8. The Act provides for the termination of all liens upon a judicial sale in rem, the lien then attaching to the sale proceeds. 46 U.S.C.A. § 31326. Because these remedies are judicial, any sale held pursuant to these remedies would be court-ordered and, as such, governed by 28 U.S.C.A. §§ 2001 and 2004.
9. Passing of title by extra-judicial repossession and resale is provided for in the Coast Guard regulations. 46 C.F.R. § 67.83 (1994).
10. The statute provides for enforcement in a civil action in rem and also in a civil action in personam. With respect to the former, the jurisdiction of the federal courts is exclusive, but with respect to the latter, there is concurrent jurisdiction with the state courts.
11. In Bonner v. City of Prichard, 661 F.2d 1206 (11th Cir.1981) (en banc), this court adopted as binding precedent all of the decisions of the former Fifth Circuit handed down prior to the close of business on September 30, 1981. Id. at 1209.
12. These two sections, though not referenced in the Ship Mortgage Act, govern judicial sales by federal courts.
13. See also other dicta to the opposite effect: “state law may occasionally fill the gaps in an incomplete and less than perfect maritime system.” J. Ray McDermott, 457 F.2d at 818.
14. Of course, the self-help remedy could not affect maritime liens, and thus will not be effective in many situations.
15. Benedict on Admiralty also recognizes that self-help repossession and resale was “generally acknowledged as an available remedy prior to the Fogle decision.” Id. at n. 129.

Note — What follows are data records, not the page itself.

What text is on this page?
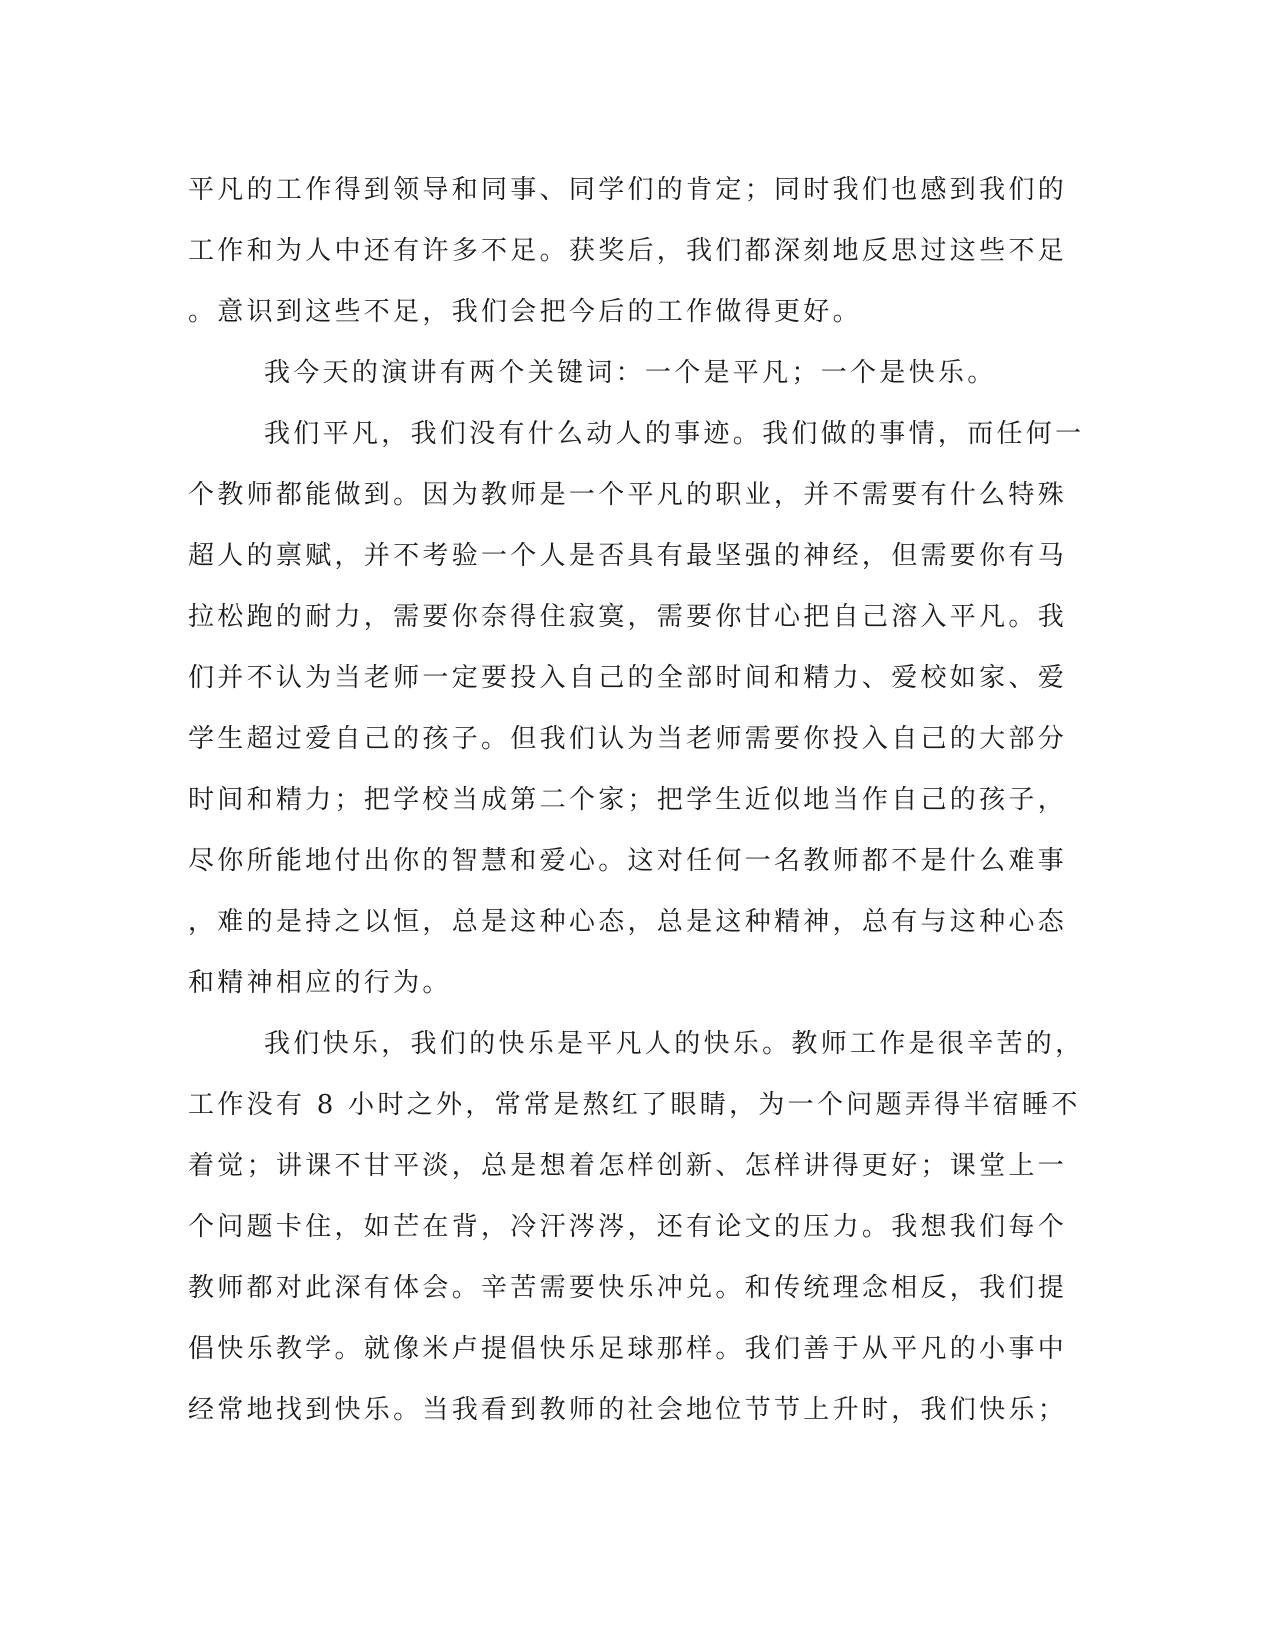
平凡的工作得到领导和同事、同学们的肯定；同时我们也感到我们的
工作和为人中还有许多不足。获奖后，我们都深刻地反思过这些不足
。意识到这些不足，我们会把今后的工作做得更好。
我今天的演讲有两个关键词：一个是平凡；一个是快乐。
我们平凡，我们没有什么动人的事迹。我们做的事情，而任何一
个教师都能做到。因为教师是一个平凡的职业，并不需要有什么特殊
超人的禀赋，并不考验一个人是否具有最坚强的神经，但需要你有马
拉松跑的耐力，需要你奈得住寂寞，需要你甘心把自己溶入平凡。我
们并不认为当老师一定要投入自己的全部时间和精力、爱校如家、爱
学生超过爱自己的孩子。但我们认为当老师需要你投入自己的大部分
时间和精力；把学校当成第二个家；把学生近似地当作自己的孩子，
尽你所能地付出你的智慧和爱心。这对任何一名教师都不是什么难事
，难的是持之以恒，总是这种心态，总是这种精神，总有与这种心态
和精神相应的行为。
我们快乐，我们的快乐是平凡人的快乐。教师工作是很辛苦的，
工作没有 8 小时之外，常常是熬红了眼睛，为一个问题弄得半宿睡不
着觉；讲课不甘平淡，总是想着怎样创新、怎样讲得更好；课堂上一
个问题卡住，如芒在背，冷汗涔涔，还有论文的压力。我想我们每个
教师都对此深有体会。辛苦需要快乐冲兑。和传统理念相反，我们提
倡快乐教学。就像米卢提倡快乐足球那样。我们善于从平凡的小事中
经常地找到快乐。当我看到教师的社会地位节节上升时，我们快乐；
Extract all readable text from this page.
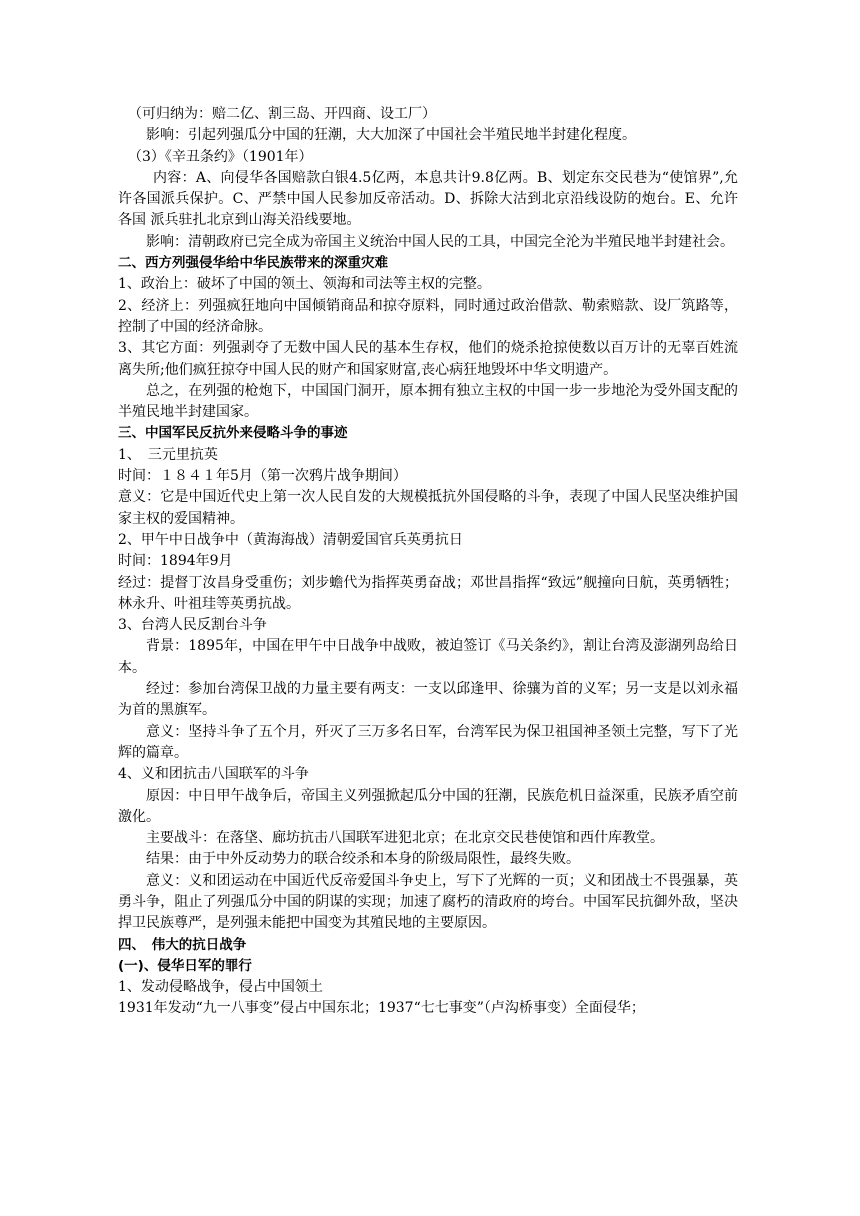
（可归纳为：赔二亿、割三岛、开四商、设工厂）

影响：引起列强瓜分中国的狂潮，大大加深了中国社会半殖民地半封建化程度。

（3）《辛丑条约》（1901年）

内容：A、向侵华各国赔款白银4.5亿两，本息共计9.8亿两。B、划定东交民巷为“使馆界”,允许各国派兵保护。C、严禁中国人民参加反帝活动。D、拆除大沽到北京沿线设防的炮台。E、允许各国 派兵驻扎北京到山海关沿线要地。

影响：清朝政府已完全成为帝国主义统治中国人民的工具，中国完全沦为半殖民地半封建社会。

二、西方列强侵华给中华民族带来的深重灾难

1、政治上：破坏了中国的领土、领海和司法等主权的完整。

2、经济上：列强疯狂地向中国倾销商品和掠夺原料，同时通过政治借款、勒索赔款、设厂筑路等，控制了中国的经济命脉。

3、其它方面：列强剥夺了无数中国人民的基本生存权，他们的烧杀抢掠使数以百万计的无辜百姓流离失所;他们疯狂掠夺中国人民的财产和国家财富,丧心病狂地毁坏中华文明遗产。

总之，在列强的枪炮下，中国国门洞开，原本拥有独立主权的中国一步一步地沦为受外国支配的半殖民地半封建国家。

三、中国军民反抗外来侵略斗争的事迹

1、　三元里抗英

时间：１８４１年5月（第一次鸦片战争期间）

意义：它是中国近代史上第一次人民自发的大规模抵抗外国侵略的斗争，表现了中国人民坚决维护国家主权的爱国精神。

2、甲午中日战争中（黄海海战）清朝爱国官兵英勇抗日

时间：1894年9月

经过：提督丁汝昌身受重伤；刘步蟾代为指挥英勇奋战；邓世昌指挥“致远”舰撞向日航，英勇牺牲；林永升、叶祖珪等英勇抗战。

3、台湾人民反割台斗争

背景：1895年，中国在甲午中日战争中战败，被迫签订《马关条约》，割让台湾及澎湖列岛给日本。

经过：参加台湾保卫战的力量主要有两支：一支以邱逢甲、徐骧为首的义军；另一支是以刘永福为首的黑旗军。

意义：坚持斗争了五个月，歼灭了三万多名日军，台湾军民为保卫祖国神圣领土完整，写下了光辉的篇章。

4、义和团抗击八国联军的斗争

原因：中日甲午战争后，帝国主义列强掀起瓜分中国的狂潮，民族危机日益深重，民族矛盾空前激化。

主要战斗：在落垡、廊坊抗击八国联军进犯北京；在北京交民巷使馆和西什库教堂。

结果：由于中外反动势力的联合绞杀和本身的阶级局限性，最终失败。

意义：义和团运动在中国近代反帝爱国斗争史上，写下了光辉的一页；义和团战士不畏强暴，英勇斗争，阻止了列强瓜分中国的阴谋的实现；加速了腐朽的清政府的垮台。中国军民抗御外敌，坚决捍卫民族尊严，是列强未能把中国变为其殖民地的主要原因。

四、　伟大的抗日战争

(一)、侵华日军的罪行

1、发动侵略战争，侵占中国领土

1931年发动“九一八事变”侵占中国东北；1937“七七事变”（卢沟桥事变）全面侵华；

16. In addition, we note that the Coast Guard regulations apparently recognize the availability of self-help repossession and resale remedies. See 46 C.F.R. § 67.83 (“When title to a documented vessel has passed by reason of an extra-judicial repossession and sale, such passage must be established by․”). Because we reach our interpretation of the Act independently, we need not decide whether the Coast Guard regulations are entitled to deference.